El primer dato que sale a relucir es la disminución de la **tasa de actividad** del grupo de 16 a 19 años, tanto para hombres como para mujeres. Este hecho es lógico, ya que en la actualidad la edad de los estudios se extiende más allá de los 19 años.

Natalidad y el Rol de Género Tradicional

En cuanto a la natalidad, tradicionalmente la mujer ha sido la encargada de las labores del hogar, la crianza y la educación de los hijos. Parece que esta tradición debe seguir vigente, de tal modo que la mujer continúe teniendo esas responsabilidades y, aparte, pueda optar por desarrollar un trabajo remunerado en el mercado laboral si así lo desea, mientras que el hombre se dedique, como tradicionalmente lo ha hecho, tan solo al trabajo remunerado fuera del hogar.

Ante este planteamiento, es lógico que la mujer solo se decida a desarrollar su carrera profesional en el caso de tener **altos niveles de estudios** que, en consecuencia, impliquen salarios más elevados y le permitan pagar el sueldo de la empleada del hogar que realice el trabajo que la sociedad, por tradición, le tiene encomendado.
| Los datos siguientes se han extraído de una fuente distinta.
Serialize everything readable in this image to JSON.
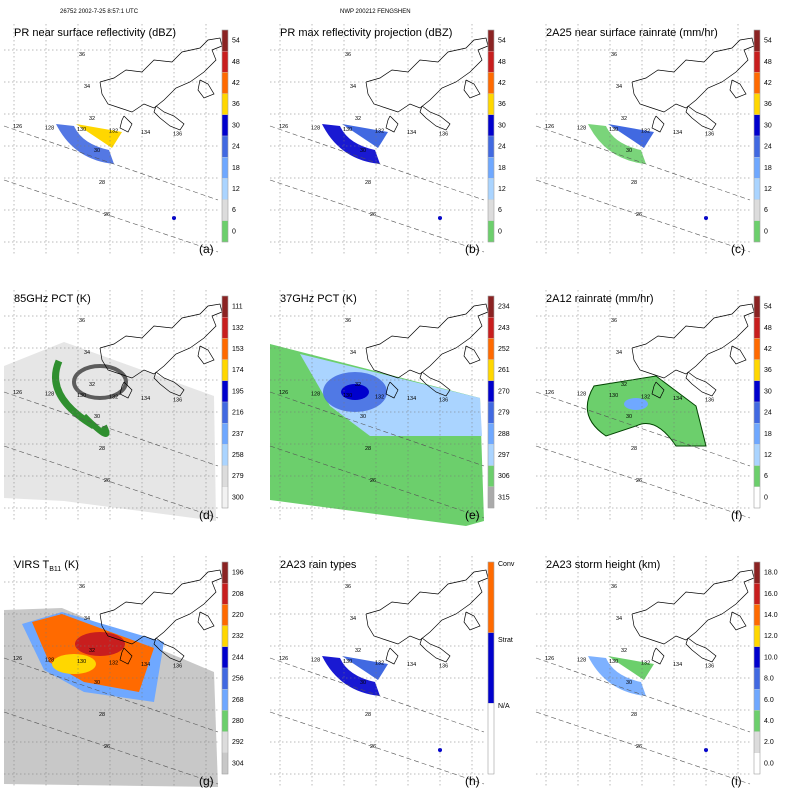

El otro grupo que también se incorporaría al mercado laboral lo haría por razones distintas: no por desarrollar una carrera profesional, sino más bien por **contribuir a la economía familiar** cuando el sueldo del hombre es insuficiente.

Valoración del Trabajo Femenino y Desarrollo Personal

Por otra parte, entre los ingresos que hay que computar, no solo se debe tener en cuenta el salario que percibe la mujer. No hay que olvidar otra serie de elementos de difícil cualificación económica debido a su naturaleza, como la **independencia** que genera en la mujer, la posibilidad de establecer **relaciones sociales**, y las opciones de **desarrollo personal y profesional**, entre otros.

El Modelo Tradicional de la Seguridad Social

La Seguridad Social se ha construido sobre la base del **modelo de familia tradicional** (basado en el matrimonio), en virtud del cual la pareja se unía hasta que uno de los cónyuges fallecía. El hombre era el que aportaba el salario, mientras que la mujer aportaba el **trabajo no remunerado** de cuidado de los miembros de la familia y el hogar.

Esta es la razón de la introducción de las pensiones de **viudedad**, **orfandad** y a favor de familiares.

La regulación de las condiciones de acceso a estas pensiones ha ido cambiando a lo largo del tiempo.

Con ello se produjo un profundo cambio en el significado de la pensión de viudedad. De ser un hecho condicionado a la dependencia económica del marido y a la exclusión del mercado de trabajo (próxima a la noción de una pensión asistencial), pasó a ser un **derecho derivado** del derecho a pensión de jubilación del cónyuge fallecido y, por tanto, una forma singular de derecho a **heredar el patrimonio acumulado** en forma de cotizaciones sociales.